Both pipelines are standard Pipecat pipelines connected via VoicegroundBridgeTransport. The simulator's LLM has a system prompt that tells it to act as a user with specific goals.

Quick Start

from voiceground.simulation import VoicegroundSimulation, VoicegroundSimulatorConfig

# Configure the simulated user
config = VoicegroundSimulatorConfig(
    llm=OpenAILLMService(api_key=...),
    tts=ElevenLabsTTSService(api_key=...),
    stt=ElevenLabsSTTService(api_key=...),
    system_prompt="""
        You are a customer calling to book a restaurant table.
        Your goal: Book a table for 2 people tomorrow at 7pm.
        Be natural and conversational.
    """,
    initiate_conversation=True,  # Simulator speaks first
    max_turns=10,
)

# Run simulation
async with VoicegroundSimulation(config) as simulation:
    await run_bot(transport=simulation.transport)

# Results available after context exits
print(simulation.results.transcript)
print(f"Turns: {simulation.results.turn_count}")
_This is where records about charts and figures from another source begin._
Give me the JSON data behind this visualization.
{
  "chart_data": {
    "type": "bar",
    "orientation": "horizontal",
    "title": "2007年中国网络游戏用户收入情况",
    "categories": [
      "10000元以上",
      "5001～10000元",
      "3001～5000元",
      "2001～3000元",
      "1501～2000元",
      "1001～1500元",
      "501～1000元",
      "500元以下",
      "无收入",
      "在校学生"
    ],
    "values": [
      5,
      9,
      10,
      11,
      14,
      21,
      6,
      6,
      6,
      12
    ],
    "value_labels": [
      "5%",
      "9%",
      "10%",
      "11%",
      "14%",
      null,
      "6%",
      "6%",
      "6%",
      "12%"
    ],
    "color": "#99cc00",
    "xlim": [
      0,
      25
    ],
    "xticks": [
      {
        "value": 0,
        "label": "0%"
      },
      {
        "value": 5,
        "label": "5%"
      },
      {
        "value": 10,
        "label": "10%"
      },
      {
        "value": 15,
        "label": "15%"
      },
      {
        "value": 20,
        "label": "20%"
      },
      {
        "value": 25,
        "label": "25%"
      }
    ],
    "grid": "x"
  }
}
Your run_bot function just needs to accept a transport parameter, as a drop in replacement:

async def run_bot(transport):
    # Use transport.input() and transport.output() - same as LocalAudioTransport!
    pipeline = Pipeline([
        transport.input(),
        stt, llm, tts,
        transport.output(),
    ])
    runner = PipelineRunner()
    await runner.run(PipelineTask(pipeline))

The simulation automatically handles turn limiting and timeouts - no extra configuration needed on the bot side.

Note: Simulations run faster than real-time because audio input/output is not buffered. This allows for rapid testing and iteration, but timing metrics may not reflect real-world performance characteristics.

VoicegroundSimulatorConfig Options

Option Type Description
llm LLMService LLM for generating user responses
tts TTSService TTS for generating user voice
stt STTService STT for transcribing bot speech
system_prompt str Instructions for the simulated user persona
initiate_conversation bool If True, simulator speaks first (default: False)
max_turns int Maximum conversation turns (default: 10)
timeout_seconds float Maximum simulation duration (default: 120)

VoicegroundSimulationResults

After the simulation completes, simulation.results contains:

  • transcript: List of VoicegroundTranscriptEntry objects with role, text, and timestamp
  • events: All VoicegroundEvent objects captured during simulation
  • turn_count: Number of completed conversation turns
  • duration_seconds: Total simulation duration
  • termination_reason: Why the simulation ended (max_turns, timeout, or unknown)

Examples

See the examples/ directory for complete working examples:

  • observer/basic_pipeline.py: Basic voice conversation with STT, LLM, and TTS
  • observer/tool_calling_pipeline.py: Example with LLM function calling
  • simulations/run_simulation.py: Call simulation with a restaurant booking scenario

To run an example:

# Install example dependencies
uv sync --all-extras

# Set required environment variables
export OPENAI_API_KEY=your_key
export ELEVENLABS_API_KEY=your_key
export VOICE_ID=your_voice_id

# Run the example
python examples/basic_pipeline.py

Note: On macOS, you'll need to install portaudio for audio support:

brew install portaudio

Development

# Clone the repository
git clone https://github.com/poseneror/voiceground.git
cd voiceground

# Install all dependencies (including dev and examples)
uv sync --all-extras

# Run tests
uv run pytest

# Run linting
uv run ruff check .

# Run type checking
uv run mypy src

# Build the client
python scripts/develop.py build

# Run example (requires portaudio on macOS: brew install portaudio)
python scripts/develop.py example

License

BSD-2-Clause License - see LICENSE for details.